"Out with him!" they screamed at the guards. "Isn't the evil he has caused enough? He is so perverse that the gods of the Fifth Mountain refused to dirty their hands with his blood!"
"Leave to us the task of killing him!" shouted a man. "We'll do it right now, without waiting for the ritual execution!"
Standing his ground against the shoves and blows, Elijah freed himself of the hands that grasped him and ran to the widow, who sat weeping in a corner.
"I can bring him back from the dead. Let me touch your son," he said. "For just an instant."
The widow did not even raise her head.
"Please," he insisted. "Even if it be the last thing you do for me in this life, give me the chance to try to repay your generosity."
Some men seized him to drag him away. But Elijah resisted, struggling with all his strength, imploring to be allowed to touch the dead child.
Although he was young and determined, he was finally pulled away to the door of the house. "Angel of the Lord, where are you?" he cried to the heavens.
At that moment, everyone stopped. The widow had risen and come toward him. Taking him by the hands, she led him to where the cadaver of her son lay, then removed the sheet that covered him.
"Behold the blood of my blood," she said. "May it descend upon the heads of your line if you do not achieve what you desire."
He drew near, to touch the boy.
"One moment," said the widow. "First, ask your God to fulfill my curse."
Elijah's heart was racing. But he believed wh
at the angel had told him.
"May the blood of this boy descend upon the heads of my father and mother and upon my brothers, and upon the sons and daughters of my brothers, if I do not do that which I have said."
Then, despite all his doubts, his guilt, and his fears, "He took him out of her bosom, and carried him up into a loft, where he abode, and laid him upon his own bed.
"And he cried unto the Lord, and said, O Lord, my God, hast Thou also brought evil upon the widow with whom I sojourn, by slaying her son?
"And he stretched himself upon the child three times, and cried unto the Lord, and said, O Lord, my God, I pray Thee, let this child's soul come into him again."
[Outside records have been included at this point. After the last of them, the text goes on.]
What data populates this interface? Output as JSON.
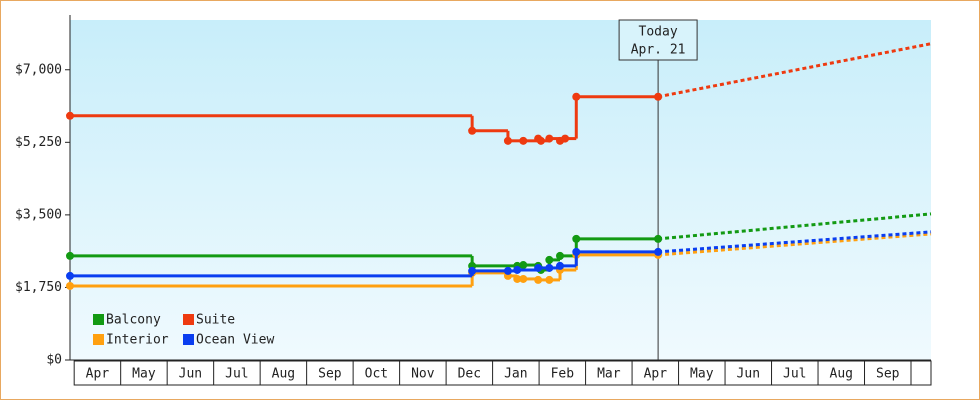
{
  "chart_data": {
    "type": "step-line",
    "annotation": {
      "title": "Today",
      "subtitle": "Apr. 21",
      "x": 12.56
    },
    "xlim": [
      -0.09,
      18.43
    ],
    "xticks": [
      {
        "value": 0.5,
        "label": "Apr"
      },
      {
        "value": 1.5,
        "label": "May"
      },
      {
        "value": 2.5,
        "label": "Jun"
      },
      {
        "value": 3.5,
        "label": "Jul"
      },
      {
        "value": 4.5,
        "label": "Aug"
      },
      {
        "value": 5.5,
        "label": "Sep"
      },
      {
        "value": 6.5,
        "label": "Oct"
      },
      {
        "value": 7.5,
        "label": "Nov"
      },
      {
        "value": 8.5,
        "label": "Dec"
      },
      {
        "value": 9.5,
        "label": "Jan"
      },
      {
        "value": 10.5,
        "label": "Feb"
      },
      {
        "value": 11.5,
        "label": "Mar"
      },
      {
        "value": 12.5,
        "label": "Apr"
      },
      {
        "value": 13.5,
        "label": "May"
      },
      {
        "value": 14.5,
        "label": "Jun"
      },
      {
        "value": 15.5,
        "label": "Jul"
      },
      {
        "value": 16.5,
        "label": "Aug"
      },
      {
        "value": 17.5,
        "label": "Sep"
      }
    ],
    "ylim": [
      0,
      8200
    ],
    "yticks": [
      {
        "value": 0,
        "label": "$0"
      },
      {
        "value": 1750,
        "label": "$1,750"
      },
      {
        "value": 3500,
        "label": "$3,500"
      },
      {
        "value": 5250,
        "label": "$5,250"
      },
      {
        "value": 7000,
        "label": "$7,000"
      }
    ],
    "series": [
      {
        "name": "Balcony",
        "color": "#139a13",
        "x": [
          -0.09,
          8.56,
          9.53,
          9.66,
          9.98,
          10.04,
          10.22,
          10.45,
          10.8,
          12.56
        ],
        "values": [
          2510,
          2269,
          2269,
          2290,
          2269,
          2172,
          2414,
          2510,
          2921,
          2921
        ],
        "projected": {
          "x": [
            12.56,
            18.43
          ],
          "values": [
            2921,
            3524
          ]
        }
      },
      {
        "name": "Suite",
        "color": "#ee3a10",
        "x": [
          -0.09,
          8.56,
          9.33,
          9.66,
          9.98,
          10.04,
          10.22,
          10.45,
          10.56,
          10.8,
          12.56
        ],
        "values": [
          5890,
          5528,
          5286,
          5286,
          5340,
          5286,
          5340,
          5286,
          5340,
          6349,
          6349
        ],
        "projected": {
          "x": [
            12.56,
            18.43
          ],
          "values": [
            6349,
            7628
          ]
        }
      },
      {
        "name": "Interior",
        "color": "#ffa010",
        "x": [
          -0.09,
          8.56,
          9.33,
          9.53,
          9.66,
          9.98,
          10.22,
          10.45,
          10.8,
          12.56
        ],
        "values": [
          1786,
          2100,
          2028,
          1955,
          1955,
          1931,
          1931,
          2172,
          2534,
          2534
        ],
        "projected": {
          "x": [
            12.56,
            18.43
          ],
          "values": [
            2534,
            3041
          ]
        }
      },
      {
        "name": "Ocean View",
        "color": "#0a3ef0",
        "x": [
          -0.09,
          8.56,
          9.33,
          9.53,
          9.98,
          10.22,
          10.45,
          10.8,
          12.56
        ],
        "values": [
          2028,
          2148,
          2148,
          2172,
          2220,
          2220,
          2269,
          2607,
          2607
        ],
        "projected": {
          "x": [
            12.56,
            18.43
          ],
          "values": [
            2607,
            3090
          ]
        }
      }
    ]
  }
}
For long moments nothing happened. Elijah saw himself back in Gilead, standing before the soldier with an arrow pointing at his heart, aware that oftentimes a man's fate has nothing to do with what he believes or fears. He felt calm and confident as he had that day, knowing that, whatever the outcome might be, there was a reason that all of this had come to pass. Atop the Fifth Mountain, the angel had called this reason the "grandeur of God"; he hoped one day to understand why the Creator needed His creatures to demonstrate this glory.
It was then that the boy opened his eyes.
"Where's my mother?" he asked.
"Downstairs, waiting for you," replied Elijah, smiling.
"I had a strange dream. I was traveling through a dark hole, at a speed faster than the swiftest horse in Akbar. I saw a man--I am sure he was my father, though I never knew him. Then I came to a beautiful place where I wanted to stay; but another man--one I don't know but who seemed very good and brave--asked me kindly to turn away from there. I wanted to go on, but you awoke me."
The boy seemed sad; the place he had almost entered must be lovely.
"Don't leave me alone, for you made me come back from a place where I knew I'd be protected."
"Let us go downstairs," Elijah said. "Your mother wants to see you."
The boy tried to rise, but he was too weak to walk. Elijah took him in his arms and descended the stairs.
The people downstairs appeared overwhelmed by profound terror.
"Why are all these people here?" the boy asked.
Before Elijah could respond, the widow took the boy in her arms and began kissing him, weeping.